1. Uyuşmazlık ve Hukuki Nitelendirme

Uyuşmazlık; kadastro öncesi nedene dayalı dayalı tapu iptali ve tescil istemine ilişkindir.

2. İlgili Hukuk

4721 sayılı ... Medeni Kanunu’nun 713/1. maddesi; “Tapu kütüğünde kayıtlı olmayan bir taşınmazı davasız ve aralıksız olarak yirmi yıl süreyle ve malik sıfatıyla zilyetliğinde bulunduran kişi, o taşınmazın tamamı, bir parçası veya bir payı üzerindeki mülkiyet hakkının tapu kütüğüne tesciline karar verilmesini isteyebilir.”

3402 sayılı Kadastro Kanunu’nun 14/1. maddesi; “Tapuda kayıtlı olmayan ve aynı çalışma alanı içinde bulunan ve toplam yüzölçümü sulu toprakta 40, kuru toprakta 100 dönüme kadar olan (40 ve 100 dönüm dahil) bir veya birden fazla taşınmaz mal, çekişmesiz ve aralıksız en az yirmi yıldan beri malik sıfatıyla zilyetliğini belgelerle veya bilirkişi veyahut tanık beyanlarıyla ispat eden zilyedi adına tespit ....”

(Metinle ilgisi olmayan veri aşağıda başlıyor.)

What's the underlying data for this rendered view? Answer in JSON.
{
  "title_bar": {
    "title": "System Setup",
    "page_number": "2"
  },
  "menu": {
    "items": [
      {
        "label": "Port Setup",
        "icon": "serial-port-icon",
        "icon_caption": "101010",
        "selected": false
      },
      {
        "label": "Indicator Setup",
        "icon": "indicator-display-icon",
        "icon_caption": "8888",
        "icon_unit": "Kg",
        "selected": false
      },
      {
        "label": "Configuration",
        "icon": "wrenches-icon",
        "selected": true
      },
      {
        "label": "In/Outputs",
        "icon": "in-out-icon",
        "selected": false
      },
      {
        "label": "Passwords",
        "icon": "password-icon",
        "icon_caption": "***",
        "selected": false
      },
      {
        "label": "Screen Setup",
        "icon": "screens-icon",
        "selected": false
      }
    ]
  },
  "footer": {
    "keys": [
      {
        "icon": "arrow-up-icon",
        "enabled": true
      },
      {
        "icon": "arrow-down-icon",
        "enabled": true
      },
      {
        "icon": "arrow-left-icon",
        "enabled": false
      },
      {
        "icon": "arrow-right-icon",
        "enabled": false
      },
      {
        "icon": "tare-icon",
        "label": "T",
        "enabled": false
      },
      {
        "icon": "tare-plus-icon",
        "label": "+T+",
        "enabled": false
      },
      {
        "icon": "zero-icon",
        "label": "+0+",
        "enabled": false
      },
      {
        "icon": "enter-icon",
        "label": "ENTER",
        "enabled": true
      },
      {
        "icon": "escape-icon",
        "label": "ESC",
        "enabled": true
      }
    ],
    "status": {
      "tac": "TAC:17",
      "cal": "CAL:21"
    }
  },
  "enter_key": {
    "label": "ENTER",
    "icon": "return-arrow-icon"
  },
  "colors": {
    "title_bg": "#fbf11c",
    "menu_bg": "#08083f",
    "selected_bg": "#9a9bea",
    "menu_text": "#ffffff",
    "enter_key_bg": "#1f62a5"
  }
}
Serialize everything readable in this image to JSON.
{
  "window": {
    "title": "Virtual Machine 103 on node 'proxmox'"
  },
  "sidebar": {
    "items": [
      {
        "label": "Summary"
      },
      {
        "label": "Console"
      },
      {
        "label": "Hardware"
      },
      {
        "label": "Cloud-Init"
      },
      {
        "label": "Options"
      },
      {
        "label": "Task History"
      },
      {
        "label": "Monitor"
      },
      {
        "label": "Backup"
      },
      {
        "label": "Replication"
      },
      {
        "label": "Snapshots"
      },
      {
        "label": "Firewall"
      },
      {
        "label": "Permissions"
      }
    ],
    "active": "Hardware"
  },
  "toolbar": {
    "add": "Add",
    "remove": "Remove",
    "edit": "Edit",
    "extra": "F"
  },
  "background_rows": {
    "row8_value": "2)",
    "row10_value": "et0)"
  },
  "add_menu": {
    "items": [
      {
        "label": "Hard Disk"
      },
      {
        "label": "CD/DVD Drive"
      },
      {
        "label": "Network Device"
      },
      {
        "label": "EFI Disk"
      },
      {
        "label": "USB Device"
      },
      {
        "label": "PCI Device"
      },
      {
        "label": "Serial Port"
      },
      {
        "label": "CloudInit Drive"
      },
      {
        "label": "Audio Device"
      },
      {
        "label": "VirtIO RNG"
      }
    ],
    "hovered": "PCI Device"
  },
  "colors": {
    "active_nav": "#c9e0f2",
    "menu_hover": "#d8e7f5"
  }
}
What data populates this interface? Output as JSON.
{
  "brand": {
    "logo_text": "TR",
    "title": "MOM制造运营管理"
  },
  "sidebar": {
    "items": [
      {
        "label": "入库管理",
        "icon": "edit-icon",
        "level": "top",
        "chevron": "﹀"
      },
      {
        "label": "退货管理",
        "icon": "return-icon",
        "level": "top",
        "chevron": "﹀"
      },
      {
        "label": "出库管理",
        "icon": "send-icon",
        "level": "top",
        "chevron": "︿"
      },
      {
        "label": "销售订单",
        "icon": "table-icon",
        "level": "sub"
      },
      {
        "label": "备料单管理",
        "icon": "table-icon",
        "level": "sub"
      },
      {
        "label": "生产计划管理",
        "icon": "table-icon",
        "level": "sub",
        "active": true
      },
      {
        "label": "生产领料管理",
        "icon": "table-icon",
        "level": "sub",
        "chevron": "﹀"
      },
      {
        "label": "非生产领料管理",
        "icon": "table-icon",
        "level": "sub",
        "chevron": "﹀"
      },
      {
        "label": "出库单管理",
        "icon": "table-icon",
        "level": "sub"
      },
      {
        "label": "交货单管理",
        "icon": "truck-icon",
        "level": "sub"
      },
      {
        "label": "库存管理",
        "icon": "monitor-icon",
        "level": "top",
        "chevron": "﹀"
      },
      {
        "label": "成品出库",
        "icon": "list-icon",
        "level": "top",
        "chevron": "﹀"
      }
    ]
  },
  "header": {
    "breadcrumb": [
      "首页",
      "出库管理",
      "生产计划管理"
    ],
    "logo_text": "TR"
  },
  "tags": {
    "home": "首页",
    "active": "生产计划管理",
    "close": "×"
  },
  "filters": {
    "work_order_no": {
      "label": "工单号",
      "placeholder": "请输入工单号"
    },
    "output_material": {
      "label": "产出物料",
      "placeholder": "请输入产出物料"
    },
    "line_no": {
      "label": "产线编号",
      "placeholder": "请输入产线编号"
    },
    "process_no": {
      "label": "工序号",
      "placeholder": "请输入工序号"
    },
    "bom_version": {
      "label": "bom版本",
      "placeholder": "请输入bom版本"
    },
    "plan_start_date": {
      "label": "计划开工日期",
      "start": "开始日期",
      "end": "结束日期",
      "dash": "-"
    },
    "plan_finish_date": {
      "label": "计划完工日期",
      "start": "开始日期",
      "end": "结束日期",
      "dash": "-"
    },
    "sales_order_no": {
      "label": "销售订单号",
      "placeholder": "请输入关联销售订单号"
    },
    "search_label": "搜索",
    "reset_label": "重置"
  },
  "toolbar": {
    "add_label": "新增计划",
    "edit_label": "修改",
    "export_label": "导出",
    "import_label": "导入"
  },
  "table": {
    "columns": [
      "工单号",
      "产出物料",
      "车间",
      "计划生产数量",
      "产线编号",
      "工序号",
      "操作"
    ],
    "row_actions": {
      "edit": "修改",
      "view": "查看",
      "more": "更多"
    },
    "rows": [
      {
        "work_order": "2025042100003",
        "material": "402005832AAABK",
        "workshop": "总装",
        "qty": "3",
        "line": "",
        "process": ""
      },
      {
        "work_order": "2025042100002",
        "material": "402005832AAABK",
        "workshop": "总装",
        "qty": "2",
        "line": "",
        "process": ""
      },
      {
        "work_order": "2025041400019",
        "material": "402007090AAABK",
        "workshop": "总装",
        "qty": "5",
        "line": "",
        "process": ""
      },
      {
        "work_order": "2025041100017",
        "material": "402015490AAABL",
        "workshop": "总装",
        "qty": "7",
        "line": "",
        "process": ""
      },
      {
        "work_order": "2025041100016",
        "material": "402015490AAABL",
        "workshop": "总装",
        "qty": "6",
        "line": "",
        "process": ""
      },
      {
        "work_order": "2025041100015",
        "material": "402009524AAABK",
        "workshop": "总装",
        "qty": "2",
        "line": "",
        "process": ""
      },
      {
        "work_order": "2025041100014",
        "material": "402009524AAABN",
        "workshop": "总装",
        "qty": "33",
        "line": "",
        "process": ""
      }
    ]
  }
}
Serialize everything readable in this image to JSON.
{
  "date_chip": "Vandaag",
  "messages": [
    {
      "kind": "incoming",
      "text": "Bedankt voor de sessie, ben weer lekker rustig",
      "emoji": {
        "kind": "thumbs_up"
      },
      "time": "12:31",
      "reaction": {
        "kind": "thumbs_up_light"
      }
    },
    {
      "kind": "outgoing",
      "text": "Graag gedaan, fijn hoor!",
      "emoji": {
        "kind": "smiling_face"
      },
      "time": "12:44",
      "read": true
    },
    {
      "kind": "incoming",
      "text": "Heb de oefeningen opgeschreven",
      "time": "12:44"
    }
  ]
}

3402 sayılı Kadastro Kanunu’nun 17. maddesi; “ Orman sayılmayan Devletin hüküm ve tasarrufu altında bulunan ve kamu hizmetine tahsis edilmeyen araziden, masraf ve emek sarfı ile imar ve ihya edilerek tarıma elverişli hale getirilen taşınmaz mallar 14 üncü maddedeki şartlar mevcut ise imar ve ihya edenler veya halefleri adına, aksi takdirde hazine adına tespit .... İl, ilçe ve kasabaların imar planının kapsadığı alanlarda kalan taşınmaz mallarda bu hüküm uygulanmaz.” hükümlerini içermektedir.

3. Değerlendirme

1. Bölge adliye mahkemelerinin nihai kararlarının bozulması 6100 sayılı Kanunu'nun 371. maddesinde yer alan sebeplerden birinin varlığı hâlinde mümkündür.

2.Temyizen incelenen karar, tarafların karşılıklı iddia ve savunmalarına, dayandıkları belgelere, uyuşmazlığa uygulanması gereken hukuk kuralları ile hukuki ilişkinin nitelendirilmesine, dava şartlarına, yargılama ve ispat kuralları ile kararda belirtilen gerekçelere göre usul ve kanuna uygun olup, davalı vekilinin temyiz dilekçesinde ileri sürülen sebepler kararın bozulmasını gerektirecek nitelikte görülmemiştir.

VI. KARAR

Açıklanan sebeplerle;

Davalı vekilinin yerinde görülmeyen temyiz itirazlarının reddiyle usul ve yasaya uygun olan Bölge Adliye Mahkemesi kararının 6100 sayılı Kanun'un 370. maddesinin birinci fıkrası uyarınca ONANMASINA,

492 sayılı Harçlar Kanunu’nun değişik 13. maddesinin j. bendi gereğince davaı Hazine'den harç alınmasına yer olmadığına,

Dosyanın İlk Derece Mahkemesine, kararın bir örneğinin Bölge Adliye Mahkemesine gönderilmesine,

03.07.2023 tarihinde kesin olmak üzere oy birliğiyle karar verildi.